Dans le monastère du roman de Dostoïevski, nous voyons un autre homme : le starets
Théraponte. Un fameux ascète, un puissant vieillard, vêtu d'un manteau de soldat avec un
ceinturon, comme un mendiant. Il déteste le starets Zossime ; même le jour de sa mort, il
ne se gène pas de venir près de son cercueil pour l'accuser. Si vous ne l'avez pas encore
fait, lisez ce grand roman - épopée. Dans le cadre d'une seule et même orthodoxie, d'une
Église, d'une culture, d'un monastère, vous verrez s'affronter violemment deux forces
totalement antagonistes. (le phénomène créé par l'écrivain nous fait comprendre qu'à
l'intérieur de la culture chrétienne, tout n'est pas uniforme, tout ne petit pas être réduit
à un seul schéma.
Je ne parlerai pas de toutes les divisions que le monde chrétien a connues en vingt siècles,
ni de la rupture, au temps des premiers conciles, entre ariens et orthodoxes, entre
orthodoxes et monophysites. Je ne parlerai pas non plus du grand et tragique schisme
entre le monde chrétien d'Occident et celui d'Orient, c'est-à-dire le catholicisme et
l'orthodoxie. [...] Là aussi, deux conceptions du christianisme se sont affrontée, comme,
plus tard, en Occident, s'opposeront le catholicisme et le protestantisme, lui-même
traversé de plusieurs courants. [...]
La culture orthodoxe repose sur deux traditions. La première, dès le début la plus
importante, c'est l'Évangile, la doctrine et la proclamation du Dieu-homme, c'est-à-dire du
mystère de l'Éternel et du mystère de l'homme. Cette doctrine estime que l'homme est,
aux yeux du Créateur, un être exceptionnellement important et élevé. Elle affirme que
l'être humain s'élève au-dessus de tout le monde créé, parce que l’Éternité elle-même est
entrée en contact avec lui, parce qu'il est créé à l'image et à la ressemblance de Dieu,
qu'en lui existe ce qu'on pourrait appeler un programme de développement : d'un être
apparenté aux animaux, il doit devenir un être apparenté au ciel.
La seconde tradition, elle, est née dès avant le christianisme. C'est la tradition de la
pratique ascétique. Une tradition exceptionnellement importante qui comprend une grande
expérience d'introspection, de prière intérieure, de travail sur soi pour faire grandir la
personne. Originaire surtout d'Inde et de Grèce, adoptée par l'Église quelques siècles
après la manifestation sur terre du Christ, elle tend à considérer le monde extérieur
comme une chose étrangère, hétérogène, une réalité dont il fallait s'écarter, à l'égard de
laquelle il convenait de prendre ses distances.
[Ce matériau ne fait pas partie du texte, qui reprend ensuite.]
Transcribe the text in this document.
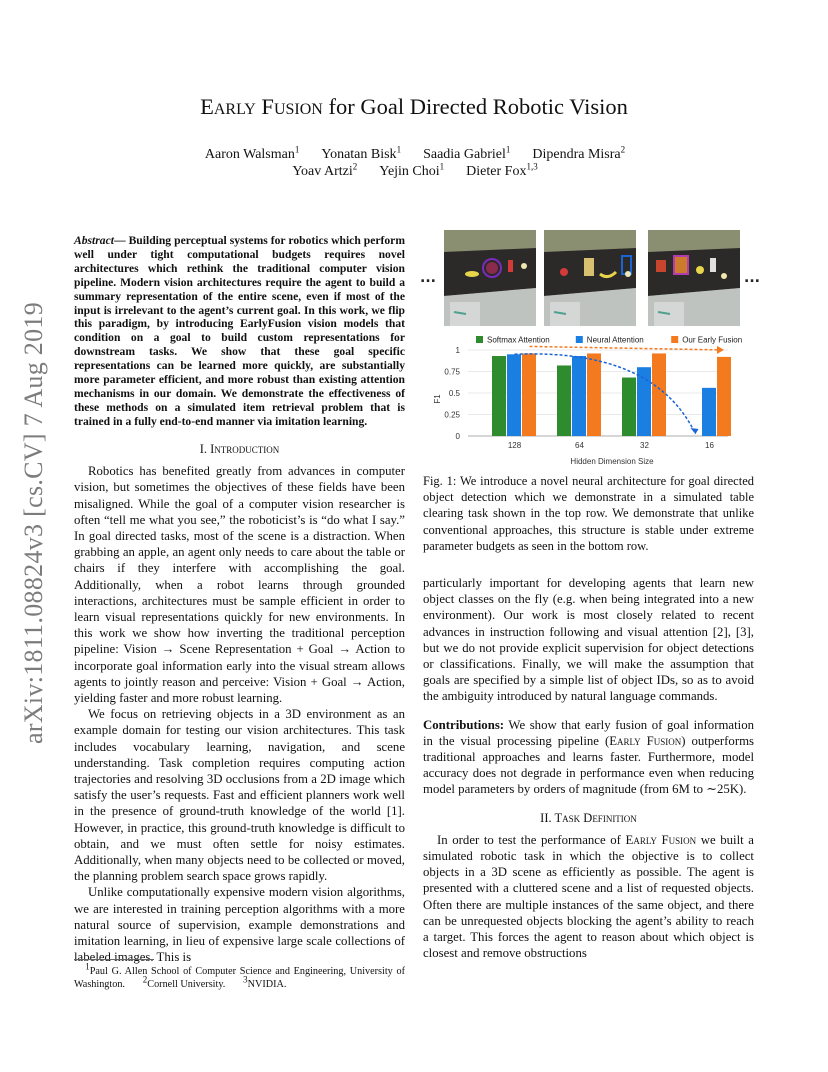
Early Fusion for Goal Directed Robotic Vision
Aaron Walsman$^1$ Yonatan Bisk$^1$ Saadia Gabriel$^1$ Dipendra Misra$^2$
Yoav Artzi$^2$ Yejin Choi$^1$ Dieter Fox$^{1,3}$
arXiv:1811.08824v3 [cs.CV] 7 Aug 2019
Abstract— Building perceptual systems for robotics which perform well under tight computational budgets requires novel architectures which rethink the traditional computer vision pipeline. Modern vision architectures require the agent to build a summary representation of the entire scene, even if most of the input is irrelevant to the agent’s current goal. In this work, we flip this paradigm, by introducing EarlyFusion vision models that condition on a goal to build custom representations for downstream tasks. We show that these goal specific representations can be learned more quickly, are substantially more parameter efficient, and more robust than existing attention mechanisms in our domain. We demonstrate the effectiveness of these methods on a simulated item retrieval problem that is trained in a fully end-to-end manner via imitation learning.
I. Introduction

Robotics has benefited greatly from advances in computer vision, but sometimes the objectives of these fields have been misaligned. While the goal of a computer vision researcher is often “tell me what you see,” the roboticist’s is “do what I say.” In goal directed tasks, most of the scene is a distraction. When grabbing an apple, an agent only needs to care about the table or chairs if they interfere with accomplishing the goal. Additionally, when a robot learns through grounded interactions, architectures must be sample efficient in order to learn visual representations quickly for new environments. In this work we show how inverting the traditional perception pipeline: Vision → Scene Representation + Goal → Action to incorporate goal information early into the visual stream allows agents to jointly reason and perceive: Vision + Goal → Action, yielding faster and more robust learning.

We focus on retrieving objects in a 3D environment as an example domain for testing our vision architectures. This task includes vocabulary learning, navigation, and scene understanding. Task completion requires computing action trajectories and resolving 3D occlusions from a 2D image which satisfy the user’s requests. Fast and efficient planners work well in the presence of ground-truth knowledge of the world [1]. However, in practice, this ground-truth knowledge is difficult to obtain, and we must often settle for noisy estimates. Additionally, when many objects need to be collected or moved, the planning problem search space grows rapidly.

Unlike computationally expensive modern vision algorithms, we are interested in training perception algorithms with a more natural source of supervision, example demonstrations and imitation learning, in lieu of expensive large scale collections of labeled images. This is

$^1$Paul G. Allen School of Computer Science and Engineering, University of Washington. $^2$Cornell University. $^3$NVIDIA.
...	...
0
0.25
0.5
0.75
1
F1
128	64	32	16
Softmax Attention	Neural Attention	Our Early Fusion
Hidden Dimension Size
Fig. 1: We introduce a novel neural architecture for goal directed object detection which we demonstrate in a simulated table clearing task shown in the top row. We demonstrate that unlike conventional approaches, this structure is stable under extreme parameter budgets as seen in the bottom row.

particularly important for developing agents that learn new object classes on the fly (e.g. when being integrated into a new environment). Our work is most closely related to recent advances in instruction following and visual attention [2], [3], but we do not provide explicit supervision for object detections or classifications. Finally, we will make the assumption that goals are specified by a simple list of object IDs, so as to avoid the ambiguity introduced by natural language commands.

Contributions: We show that early fusion of goal information in the visual processing pipeline (Early Fusion) outperforms traditional approaches and learns faster. Furthermore, model accuracy does not degrade in performance even when reducing model parameters by orders of magnitude (from 6M to ∼25K).

II. Task Definition

In order to test the performance of Early Fusion we built a simulated robotic task in which the objective is to collect objects in a 3D scene as efficiently as possible. The agent is presented with a cluttered scene and a list of requested objects. Often there are multiple instances of the same object, and there can be unrequested objects blocking the agent’s ability to reach a target. This forces the agent to reason about which object is closest and remove obstructions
Cette attitude se justifie-t-elle ? Bien sûr. Chacun de nous sait avec quelle énergie
l'homme qui cherche la profondeur, le silence, la contemplation, la sagesse éternelle, doit
s'écarter de la vanité, du bruit, de la vie superficielle et sans utilité qui l'entourent pour
se trouver lui-même. Concentrée sur certaines paroles de l'Évangile, arrachées, il est vrai,
à leur contexte “N'aimez pas ce qui est dans le monde” (1 Jn 2, 15 ) cette tendance a
d'abord fait valoir ses droits dans les milieux monastiques, dans des courants particuliers
de l'Église. Puis, à mesure qu'elle se renforçait, grâce à son énergie spirituelle, elle s'est
imperceptiblement imposée, au point de quasiment occulter le principe et la source de la
divino-humanité. Or, si dans les évangiles il est dit : “ N'aimez pas le monde”, il est dit aussi
que “ Dieu a tant aimé le monde qu'il a donné son Fils unique pour le sauver ” (Jn 3, 16). [...]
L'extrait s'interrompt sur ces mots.